Their vast scale means that the state-owned players wield enormous influence on China's economy and in turn on China's politics, an influence that private companies could never hope to match. For a start, they have a direct line to the highest levels of government through their parent company at the government ministry SASAC. The CEOs of the 100 or so most powerful companies, known as central state-owned enterprises, literally have a direct line — a special red phone on their desks that they can use to connect with the most senior figures in the Chinese government. Such unbeatable guanxi, or contacts, ensures businesses will get preferential bank loans, government subsidies, public procurement contracts — and a friendly ear from policymakers.

In public, at least, the government has repeatedly pledged to help the growth of the private sector. When the government announced its 11th Five-Year Plan in 2007, Premier Wen Jiabao lauded government support for private entrepreneurs as one of the key policy initiatives. But if anything, China's state-owned enterprises have grown even more powerful in the interim as many private companies have struggled to stay in business in the aftermath of the financial crisis.

For more than two years, private business leaders have grumbled that they have been completely bypassed by China's turbocharged stimulus package, which has seen the government shell out some $586 billion to prop up the postcrisis economy. A huge proportion of that money was spent on infrastructure projects, and most of it flowed straight into the pockets of state-owned construction giants and suppliers of raw materials.

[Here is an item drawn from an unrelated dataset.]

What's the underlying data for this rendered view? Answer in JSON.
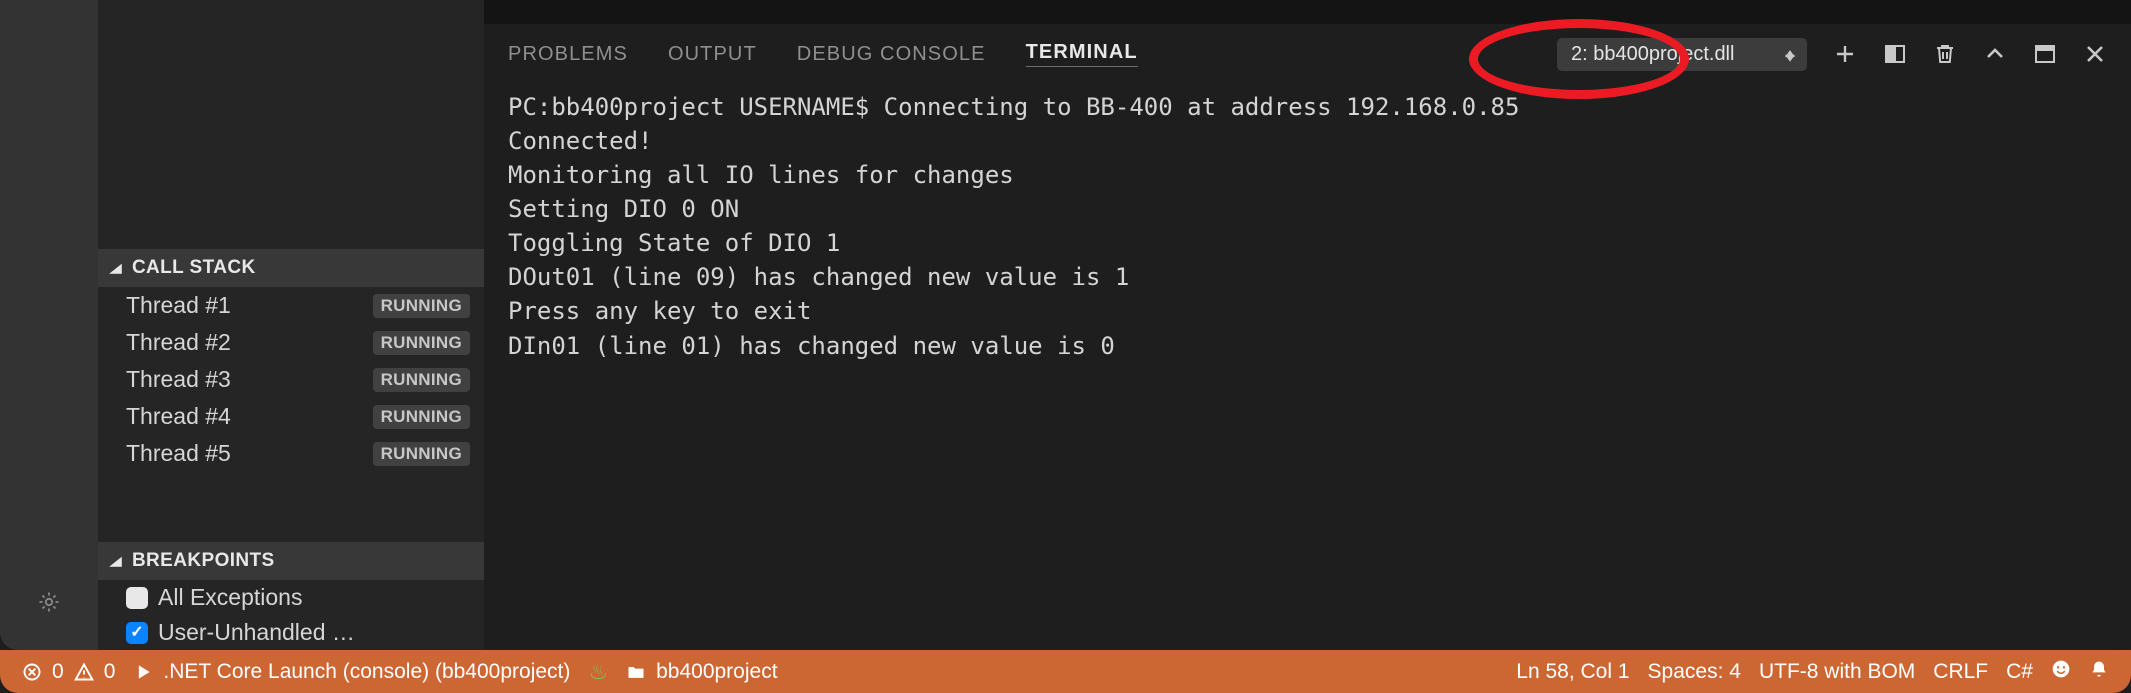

Meanwhile, in some industries, state-owned companies have made deliberate pushes into services dominated by private players. Last month, China Mobile and the state mouthpiece People's Daily announced plans to launch a search engine to compete directly with the dominant — and privately held — Baidu. In other sectors such as car manufacturing and telecommunications, regarded by Beijing as pillar industries, successful private companies have been forced by government edict to merge with their state-owned competitors for the greater good of the industry. Earlier this year, the thriving private carmaker Zhejiang Gonow Auto was folded into the state behemoth Guangzhou Auto in an uncomfortable "arranged marriage." As the state-owned sector has grown in scope and scale, a new phrase has even been coined to describe its creeping influence: guo jin min tui, or "as the state advances, the private sector retreats."

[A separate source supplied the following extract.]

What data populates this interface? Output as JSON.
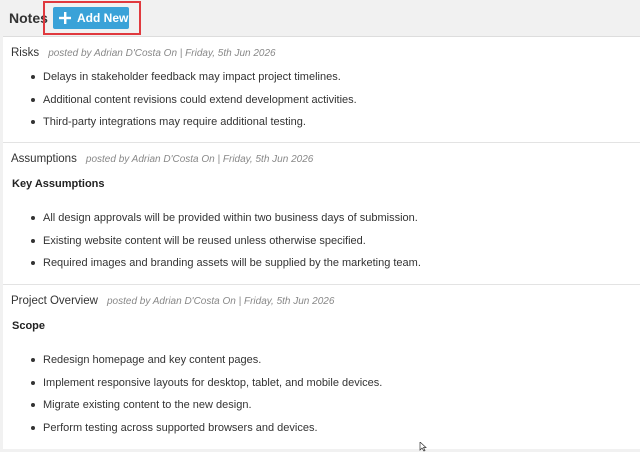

Still, some analysts argue that at least in the airline business, private-sector companies didn't need government interference to spoil their business plans. Fueled by greed and hobbled by shoddy management, they were retreating in disarray all by themselves long before their state-owned competitors began advancing. "The private airlines had their own internal management problems," says Li Xiaojin, a professor at the Civil Aviation University of China. "Some operators were using the airline business as a way to get land from the local government and get into the real estate business," he says. "Shenzhen Airlines, for example, requested land from local governments in Henan and Kunming, then built houses on the land and kept that profit separate from the airline itself. "

Regardless of the shortcomings of some of the airline entrepreneurs, for aviation lawyer Zhang, the ultimate logic is stark and clear: private players are only welcome as long as they linger quietly in the background and don't get in the way of the earning power of the state-owned cash cows. Never was that more obvious than during the economic crisis of 2008, he says, when SASAC pumped over $2 billion into the three largest state-owned airlines to help them survive after a year of horrific losses.

"It might not be immediately obvious how the government is supporting the state-owned sector," says Zhang. "But the fact is, if you give a heap of money to the state-owned airlines and you give nothing to the private airlines, which one do you think will have the fuel to fly farther?"